Engalanados de ornamentos normativos, ratificados como tales por aquellos que se hallan sujetos a esas parafernalias, creemos consolidar proyectos comunes y compartidos. Craso error y fuente de confusión cuando las adhesiones a esos planes son absolutamente dispares y desequilibradas, porque la dedicación, el esfuerzo es desigual y, por ende, la implicación emocional también.
Reaccionamos entonces, ante cualquier desagravio al proyecto entreverado de pasiones, con inquina o rabia sin la capacidad de deslindar lo común de lo propio, el interés colectivo del personal.
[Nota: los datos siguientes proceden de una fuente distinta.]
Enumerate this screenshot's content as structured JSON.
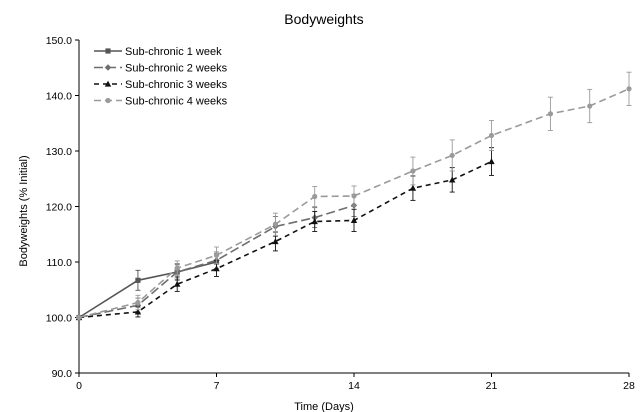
{
  "chart_data": {
    "type": "line",
    "title": "Bodyweights",
    "xlabel": "Time (Days)",
    "ylabel": "Bodyweights (% Initial)",
    "xlim": [
      0,
      28
    ],
    "ylim": [
      90,
      150
    ],
    "xticks": [
      0,
      7,
      14,
      21,
      28
    ],
    "yticks": [
      90,
      100,
      110,
      120,
      130,
      140,
      150
    ],
    "ytick_labels": [
      "90.0",
      "100.0",
      "110.0",
      "120.0",
      "130.0",
      "140.0",
      "150.0"
    ],
    "grid": false,
    "legend_position": "top-left",
    "series": [
      {
        "name": "Sub-chronic 1 week",
        "color": "#555555",
        "dash": "solid",
        "marker": "square",
        "x": [
          0,
          3,
          5,
          7
        ],
        "y": [
          100,
          106.7,
          108.2,
          110
        ],
        "err": [
          0,
          1.8,
          1.3,
          1.5
        ]
      },
      {
        "name": "Sub-chronic 2 weeks",
        "color": "#6e6e6e",
        "dash": "long-dash",
        "marker": "diamond",
        "x": [
          0,
          3,
          5,
          7,
          10,
          12,
          14
        ],
        "y": [
          100,
          102.2,
          108.2,
          110.3,
          116.4,
          118,
          120.2
        ],
        "err": [
          0,
          1.3,
          1.5,
          1.5,
          1.8,
          1.8,
          2
        ]
      },
      {
        "name": "Sub-chronic 3 weeks",
        "color": "#111111",
        "dash": "short-dash",
        "marker": "triangle",
        "x": [
          0,
          3,
          5,
          7,
          10,
          12,
          14,
          17,
          19,
          21
        ],
        "y": [
          100,
          101,
          106,
          108.8,
          113.7,
          117.3,
          117.5,
          123.3,
          124.8,
          128.1
        ],
        "err": [
          0,
          0.9,
          1.3,
          1.4,
          1.7,
          1.8,
          2,
          2.2,
          2.2,
          2.5
        ]
      },
      {
        "name": "Sub-chronic 4 weeks",
        "color": "#9a9a9a",
        "dash": "medium-dash",
        "marker": "circle",
        "x": [
          0,
          3,
          5,
          7,
          10,
          12,
          14,
          17,
          19,
          21,
          24,
          26,
          28
        ],
        "y": [
          100,
          102.7,
          108.9,
          111.2,
          116.8,
          121.8,
          121.9,
          126.4,
          129.2,
          132.8,
          136.7,
          138.1,
          141.2
        ],
        "err": [
          0,
          1.3,
          1.3,
          1.5,
          2,
          1.8,
          1.8,
          2.5,
          2.8,
          2.7,
          3,
          3,
          3
        ]
      }
    ]
  }
}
Procedemos autoritariamente, cual caricatura de quien pretendemos ser, y resquebrajamos con esa actitud la cohesión de un grupo, unidos solo por un propósito. Cuestión significativa y nada menospreciable porque más allá de ese plan común encontramos aspiraciones personales, peculiaridades legítimas y dignas de respeto.
Así, un colectivo no es más que una abstracción de una adición de sujetos –no de individuos carentes de voluntad propia- que por su consistencia son aptos para la creación, la autonomía y el despliegue genuino de su personalidad en todo aquello que, a su vez, revierte de forma positiva en la relevancia y brillantez del colectivo en sí.
Parecía superada aquella dialéctica enérgica sobre la preponderancia entre lo común y lo privado. Tan solo era una apariencia onírica.